Tute’s dataset is meant to be complimentary to other variant databases, said David Mittelman, Tute’s CSO. For example: “ClinVar is a really good data source, but ClinVar’s source of data is classifications that are made by people. Clinical geneticists will review some content and upload their opinions to ClinVar when they discovery variants. Generally those opinions are based on underlying annotations, and ClinVar is trying to capture people’s perceptions of what is clinically relevant. We’re trying to aggregate and organize the underlying data that would help people come to that decision.”

A relationship between Google and Tute started last year after Tute’s CEO, Reid Robison, met Google’s David Glazer at a conference. It was a good fit, said Mittelman.

“We’re pretty excited about Google Genomics, and basically re-purposing the Google Cloud to allow you to do storage, but also operations on genomic data.

“At Tute we’re working on the whole annotation layer. What’s behind your variants? How we can intersect that against everything that’s known? It screams ‘search engine’! It’s a search engine problem.”

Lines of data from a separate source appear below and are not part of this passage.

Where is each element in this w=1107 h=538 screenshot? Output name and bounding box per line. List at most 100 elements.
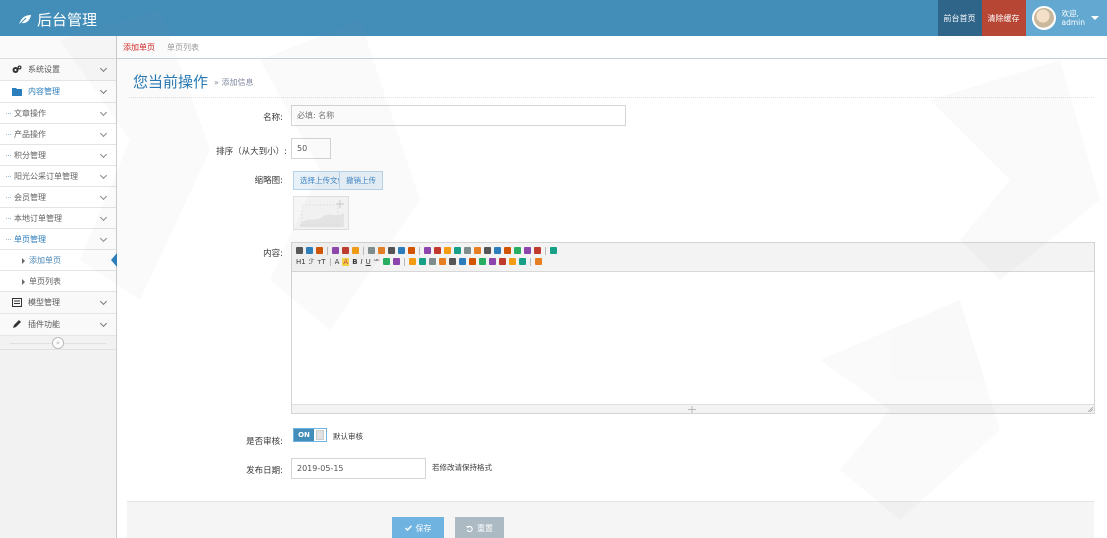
fullscreen-icon[interactable] bbox=[550, 247, 557, 254]
tab-single-page-list[interactable]: 单页列表 bbox=[161, 36, 205, 58]
leaf-icon bbox=[18, 14, 31, 25]
multi-image-icon[interactable] bbox=[418, 258, 426, 265]
publish-date-label: 发布日期: bbox=[246, 466, 283, 476]
source-icon[interactable] bbox=[296, 247, 303, 254]
toolbar-separator bbox=[529, 257, 531, 266]
sidebar-item-single-pages[interactable]: 单页管理 bbox=[0, 229, 116, 250]
sidebar-item-single-page-list[interactable]: 单页列表 bbox=[0, 271, 116, 292]
sidebar-item-label: 会员管理 bbox=[14, 192, 46, 202]
sidebar-item-product-ops[interactable]: 产品操作 bbox=[0, 124, 116, 145]
align-left-icon[interactable] bbox=[424, 247, 431, 254]
resize-handle-icon[interactable] bbox=[688, 406, 696, 413]
chevron-down-icon bbox=[99, 234, 108, 243]
font-family-button[interactable]: ℱ bbox=[309, 258, 315, 266]
sidebar-item-article-ops[interactable]: 文章操作 bbox=[0, 103, 116, 124]
subscript-icon[interactable] bbox=[504, 247, 511, 254]
publish-date-input[interactable]: 2019-05-15 bbox=[291, 458, 426, 479]
template-icon[interactable] bbox=[352, 247, 359, 254]
toggle-on-label: ON bbox=[294, 429, 314, 441]
pagebreak-icon[interactable] bbox=[448, 258, 456, 265]
heading-button[interactable]: H1 bbox=[296, 258, 306, 266]
align-center-icon[interactable] bbox=[434, 247, 441, 254]
anchor-icon[interactable] bbox=[498, 258, 506, 265]
highlight-color-button[interactable]: A bbox=[342, 257, 350, 266]
font-size-button[interactable]: тT bbox=[317, 258, 325, 266]
toolbar-separator bbox=[363, 246, 364, 255]
sidebar-item-label: 模型管理 bbox=[28, 298, 60, 307]
welcome-text: 欢迎, bbox=[1061, 9, 1079, 18]
gears-icon bbox=[12, 65, 22, 73]
insert-file-icon[interactable] bbox=[458, 258, 466, 265]
ordered-list-icon[interactable] bbox=[464, 247, 471, 254]
copy-icon[interactable] bbox=[378, 247, 385, 254]
superscript-icon[interactable] bbox=[514, 247, 521, 254]
link-icon[interactable] bbox=[508, 258, 516, 265]
sidebar-item-add-single-page[interactable]: 添加单页 bbox=[0, 250, 117, 271]
clear-format-icon[interactable] bbox=[382, 258, 390, 265]
redo-icon[interactable] bbox=[316, 247, 323, 254]
outdent-icon[interactable] bbox=[494, 247, 501, 254]
bold-button[interactable]: B bbox=[352, 258, 357, 266]
chevron-down-icon bbox=[99, 64, 108, 73]
audit-toggle[interactable]: ON bbox=[293, 428, 327, 442]
format-brush-icon[interactable] bbox=[534, 247, 541, 254]
help-icon[interactable] bbox=[534, 258, 542, 265]
tab-add-single-page[interactable]: 添加单页 bbox=[117, 36, 161, 58]
align-right-icon[interactable] bbox=[444, 247, 451, 254]
table-icon[interactable] bbox=[392, 258, 400, 265]
indent-icon[interactable] bbox=[484, 247, 491, 254]
sidebar-item-plugins[interactable]: 插件功能 bbox=[0, 314, 116, 336]
paste-text-icon[interactable] bbox=[398, 247, 405, 254]
date-format-note: 若修改请保持格式 bbox=[432, 463, 492, 472]
sidebar-item-local-orders[interactable]: 本地订单管理 bbox=[0, 208, 116, 229]
user-menu[interactable]: 欢迎, admin bbox=[1025, 0, 1107, 36]
cut-icon[interactable] bbox=[368, 247, 375, 254]
paste-word-icon[interactable] bbox=[408, 247, 415, 254]
toolbar-separator bbox=[545, 246, 546, 255]
underline-button[interactable]: U bbox=[366, 258, 371, 266]
clear-cache-button[interactable]: 清除缓存 bbox=[981, 0, 1026, 36]
undo-icon[interactable] bbox=[306, 247, 313, 254]
chevron-down-icon bbox=[99, 86, 108, 95]
flash-icon[interactable] bbox=[428, 258, 436, 265]
chevron-down-icon bbox=[99, 171, 108, 180]
brand[interactable]: 后台管理 bbox=[18, 9, 97, 30]
collapse-sidebar-icon[interactable]: « bbox=[52, 336, 64, 349]
audit-note: 默认审核 bbox=[333, 432, 363, 441]
paste-icon[interactable] bbox=[388, 247, 395, 254]
toggle-knob bbox=[316, 430, 324, 440]
save-button[interactable]: 保存 bbox=[392, 517, 444, 538]
order-input[interactable]: 50 bbox=[291, 138, 331, 159]
sidebar-item-content-management[interactable]: 内容管理 bbox=[0, 81, 116, 103]
sidebar-item-points[interactable]: 积分管理 bbox=[0, 145, 116, 166]
unlink-icon[interactable] bbox=[518, 258, 526, 265]
name-input[interactable] bbox=[291, 105, 626, 126]
select-all-icon[interactable] bbox=[524, 247, 531, 254]
sidebar-item-label: 系统设置 bbox=[28, 65, 60, 74]
horizontal-rule-icon[interactable] bbox=[488, 258, 496, 265]
sidebar-item-system-settings[interactable]: 系统设置 bbox=[0, 59, 116, 81]
sidebar-item-sunshine-orders[interactable]: 阳光公采订单管理 bbox=[0, 166, 116, 187]
sidebar-item-label: 插件功能 bbox=[28, 320, 60, 329]
print-icon[interactable] bbox=[342, 247, 349, 254]
frontend-home-button[interactable]: 前台首页 bbox=[937, 0, 982, 36]
tab-bar: 添加单页 单页列表 bbox=[117, 36, 1107, 59]
sidebar-item-model-management[interactable]: 模型管理 bbox=[0, 292, 116, 314]
unordered-list-icon[interactable] bbox=[474, 247, 481, 254]
strikethrough-button[interactable]: ᴬᴮᶜ bbox=[374, 259, 380, 265]
cancel-upload-button[interactable]: 撤销上传 bbox=[339, 171, 383, 190]
sidebar-item-members[interactable]: 会员管理 bbox=[0, 187, 116, 208]
corner-resize-icon[interactable] bbox=[1087, 406, 1093, 412]
reset-button[interactable]: 重置 bbox=[455, 517, 504, 538]
emoticon-icon[interactable] bbox=[468, 258, 476, 265]
justify-icon[interactable] bbox=[454, 247, 461, 254]
caret-down-icon bbox=[1091, 16, 1099, 20]
italic-button[interactable]: I bbox=[361, 258, 363, 266]
editor-toolbar: H1 ℱ тT A A B I U ᴬᴮᶜ bbox=[292, 243, 1094, 272]
media-icon[interactable] bbox=[438, 258, 446, 265]
font-color-button[interactable]: A bbox=[335, 258, 340, 266]
rich-text-editor[interactable]: H1 ℱ тT A A B I U ᴬᴮᶜ bbox=[291, 242, 1095, 414]
baidu-map-icon[interactable] bbox=[478, 258, 486, 265]
preview-icon[interactable] bbox=[332, 247, 339, 254]
image-icon[interactable] bbox=[408, 258, 416, 265]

Add search expertise to Google’s work with the Global Alliance on Genomics and Health on genomics standards and Mittelman sees much promise in Google’s approach.

“If you have a big name brand, and you’ve got great engineers, and you’re working on open standards, that’s a recipe for success. It makes a lot more sense than just dumping our data somewhere, building our own experience from scratch, or working with someone who is also starting from scratch.”

The genomics community is still deciding where to work and collaborate, Mittelman observes, but he’s impressed with the features of the community Google is building.

“Folks won’t want to just dump their data somewhere. They’re going to want to interact with it right there on the cloud… I think the jury’s out on where people are going to eventually congregate, but they’re going to congregate somewhere and they’re going to want to operate on their data. I think these kinds of initiatives are a good way to test the market and see if people will engage. And if they do, I think it’ll drive more innovation and development on those platforms.”

Bingham is open to more platforms. He stressed that Google Genomics is happy to host another annotation engine.

For their part, the Tute team is, “committed to building a number of new tools and functionalities on top of Google Cloud,” Mittelman says. “This is just the beginning for us. We’re very eager to get integrated with them in the coming months.”